I also was skeptical because I hadn’t heard of any evaluation of these interventions. It seems like a lot of the faith in the “wraparound approach” was built on faith in the current social services system. The idea is that we have the right programs in place to help people, we just need to get the right people connected with the right programs and they will see improvement. I hadn’t seen any evidence that this is indeed the problem with our social system and I was skeptical of that logic model.
I needed to see more evidence.
A working paper published by the National Bureau of Economic Research this month finally gives some credence to the claims of wraparound programs. Researchers from the Rochester Institute of Technology and the University of Notre Dame conducted a randomized controlled trial of a wraparound program.
Participants were randomly assigned to intensive wraparound services provided flexibly and intensively over a number of years. Participants designed their own goals and then were supported by these programs.
The topline finding of the researchers was that participants in the program were employed at rates ten percentage points higher than control group members after a year of receiving services and that the effects persisted past the conclusion of the program. The researchers did not find evidence that wraparound services helped participants achieve other goals besides employment, though, even when participants had identified non-employment goals as their primary goals.
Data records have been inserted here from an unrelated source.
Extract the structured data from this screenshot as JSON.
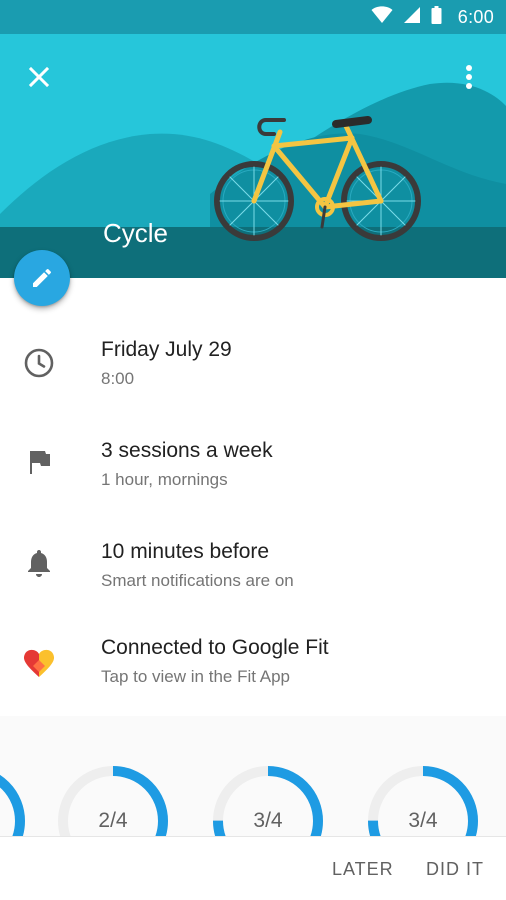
{
  "status_bar": {
    "time": "6:00"
  },
  "header": {
    "title": "Cycle"
  },
  "details": [
    {
      "icon": "clock-icon",
      "title": "Friday July 29",
      "subtitle": "8:00"
    },
    {
      "icon": "flag-icon",
      "title": "3 sessions a week",
      "subtitle": "1 hour, mornings"
    },
    {
      "icon": "bell-icon",
      "title": "10 minutes before",
      "subtitle": "Smart notifications are on"
    },
    {
      "icon": "google-fit-heart-icon",
      "title": "Connected to Google Fit",
      "subtitle": "Tap to view in the Fit App"
    }
  ],
  "progress": [
    {
      "label": "2/4",
      "fraction": 0.5
    },
    {
      "label": "3/4",
      "fraction": 0.75
    },
    {
      "label": "3/4",
      "fraction": 0.75
    }
  ],
  "actions": {
    "later": "LATER",
    "did_it": "DID IT"
  },
  "colors": {
    "status_bar": "#1a9cb0",
    "hero": "#26c6da",
    "fab": "#29a7e1",
    "ring": "#1e9be3",
    "ring_track": "#eeeeee"
  }
}
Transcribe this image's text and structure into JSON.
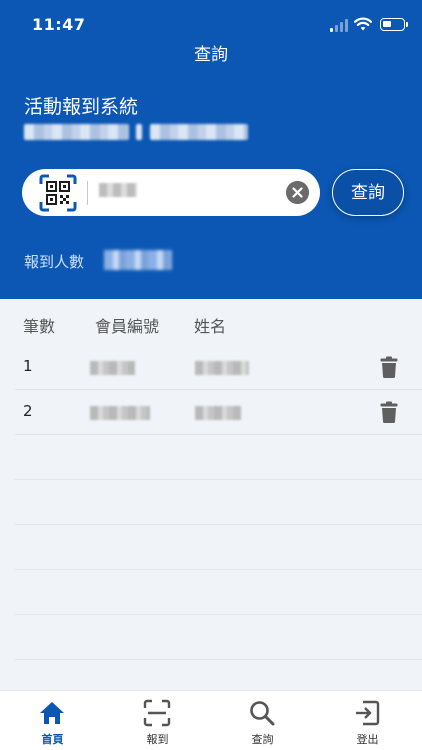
{
  "status_bar": {
    "time": "11:47"
  },
  "header": {
    "nav_title": "查詢",
    "system_title": "活動報到系統"
  },
  "search": {
    "placeholder": "",
    "query_button": "查詢"
  },
  "checkin": {
    "count_label": "報到人數"
  },
  "table": {
    "headers": [
      "筆數",
      "會員編號",
      "姓名"
    ],
    "rows": [
      {
        "index": "1"
      },
      {
        "index": "2"
      }
    ]
  },
  "tabbar": {
    "items": [
      {
        "label": "首頁",
        "icon": "home-icon",
        "active": true
      },
      {
        "label": "報到",
        "icon": "scan-icon",
        "active": false
      },
      {
        "label": "查詢",
        "icon": "search-icon",
        "active": false
      },
      {
        "label": "登出",
        "icon": "logout-icon",
        "active": false
      }
    ]
  },
  "colors": {
    "header_bg": "#0b57b3",
    "accent": "#0b57b3",
    "page_bg": "#f0f4f8"
  }
}
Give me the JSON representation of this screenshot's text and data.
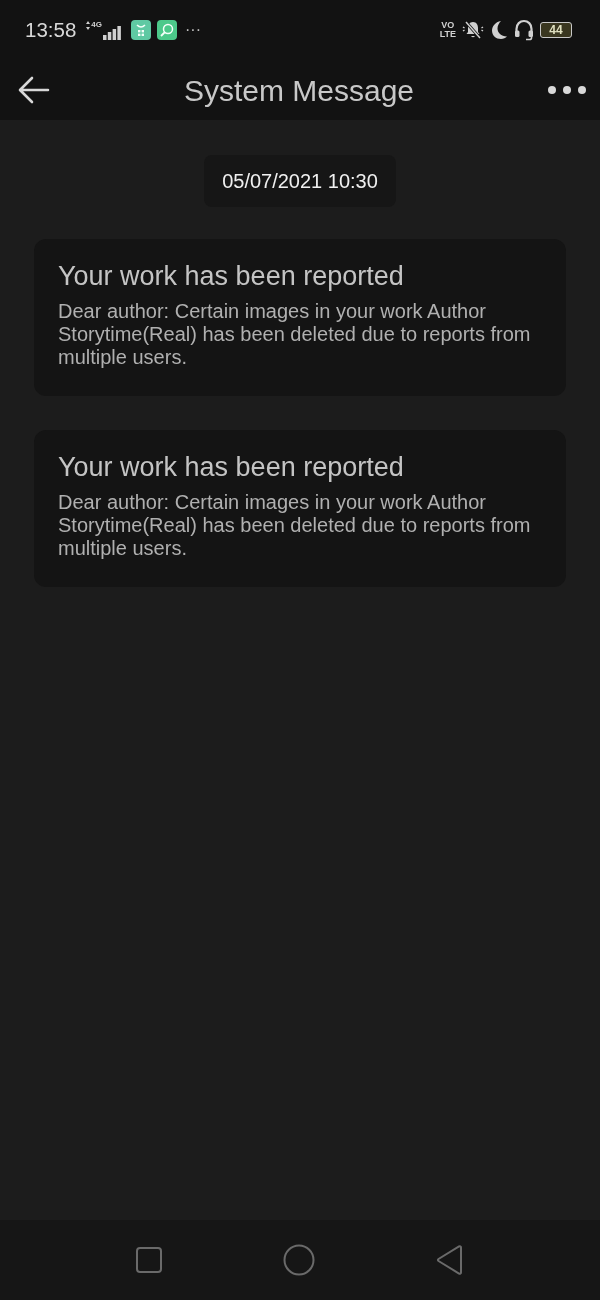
{
  "status_bar": {
    "time": "13:58",
    "network": "4G",
    "more": "···",
    "volte": "VO LTE",
    "battery": "44"
  },
  "header": {
    "title": "System Message"
  },
  "date_stamp": "05/07/2021 10:30",
  "messages": [
    {
      "title": "Your work has been reported",
      "body": "Dear author: Certain images in your work Author Storytime(Real) has been deleted due to reports from multiple users."
    },
    {
      "title": "Your work has been reported",
      "body": "Dear author: Certain images in your work Author Storytime(Real) has been deleted due to reports from multiple users."
    }
  ]
}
What does this tell us about the program? The first thing I take away from this study is that wraparound programs are effective on one dimension. A ten percentage-point increase in labor force participation rate is a big deal. For context, if the state of Delaware, which is 39th in the country in labor force participation rate, had a 10 percentage point increase in labor force participation, it would tie North Dakota for the highest labor force participation rate in the country.
The second thing I take from this is that the impact of wraparound programs is limited. This is not a panacea of a program that is able to solve every aspect of social life for those who are struggling. It will help them improve their chances of employment, though.
This finding does lead to a clear question: why wraparound at all at this point? If wraparound programs are just a good jobs program, why provide all the other services? Why don’t we cut our costs by funding all these superfluous programs and focus on what is actually helping people?
One of the findings from the researchers helps explain a problem with this approach. In their research, they found some evidence that participation in the wraparound program increased hopefulness and agency among participants. The researchers hypothesize that it is the hopefulness and agency that caused the increase in employment. So some of the wraparound services, in particular counseling, might be what is driving the employment effect.
I am happy to see there is some evidence that wraparound services are working. I also think these programs need to be evaluated and ineffective pieces of them need to be trimmed back. The goal of social services is to make sure that people get the support they need to thrive, and resources spent on programs that don’t do that are resources that are withheld from programs that do. More research will help us further cut through the noise of a program like this.